In the end, one must measure the impact of change upon the school. Thomas Guskey, in Evaluating Professional Development, describes five key areas to assess in evaluating professional development and change:
- Participants’ reactions
- Participants’ learning
- Organization support and change
- Participants’ use of new knowledge and skills
- Student learning outcomes
The organization must come to terms with where staff members fall on the Stages of Concern continuum in order to determine how well they became accustomed to the change. This provides an effective evaluation method while determining future needs of the staff. In addition, anecdotal evidence must accompany the data from the CBAM evaluations to get a broader sense of the participants’ reactions to the innovation. Observations by administrators and mentors that demonstrate how participants have applied the new knowledge and skills would be valuable, as would analysis of relevant student data to shed light on the system’s effectiveness in adopting the change.
Guskey enjoys sprinkling memorable quotes throughout his book to heighten the reader’s understanding of the text.
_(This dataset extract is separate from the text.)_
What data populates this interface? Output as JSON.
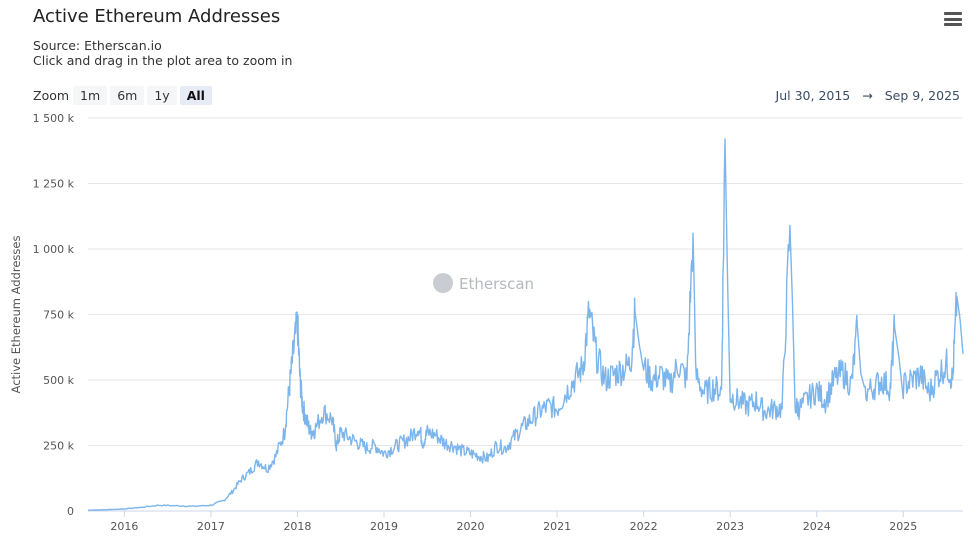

One such quote bears relevance to realistic expectations for change implementation:
It is a mystery why adults expect perfection from children. Few grown-up can get through a whole day without making at least one mistake. -Marcelene Cox
Leaders who effectively lead change keep the essence of this quote in their hearts and minds as they manage innovation within their schools. Change must be messy to work, and experimentation must be championed to provide fruitful opportunities for growth.
Barth, R.S. (2001) Learning by Heart. San Francisco, CA: Jossey-Bass.
DuFour, R., & Eaker, R. (1998) Professional Learning Communities at Work. Bloomington, IN: National Educational Service.
Fullan, M. (2000) Leading in a Culture of Change. San Francisco, CA: Jossey-Bass.
Guskey, T.R. (2000) Evaluating Professional Development. Thousand Oaks, CA: Corwin Press.
Kouzes, J.M., & Posner, B.Z. (1998) Encouraging the Heart: A Leader’s Guide to Rewarding and Recognizing Others. San Francisco, CA: Jossey-Bass
Schlechty, P.C. (1997) Inventing Better Schools. San Francisco, CA: Jossey-Bass.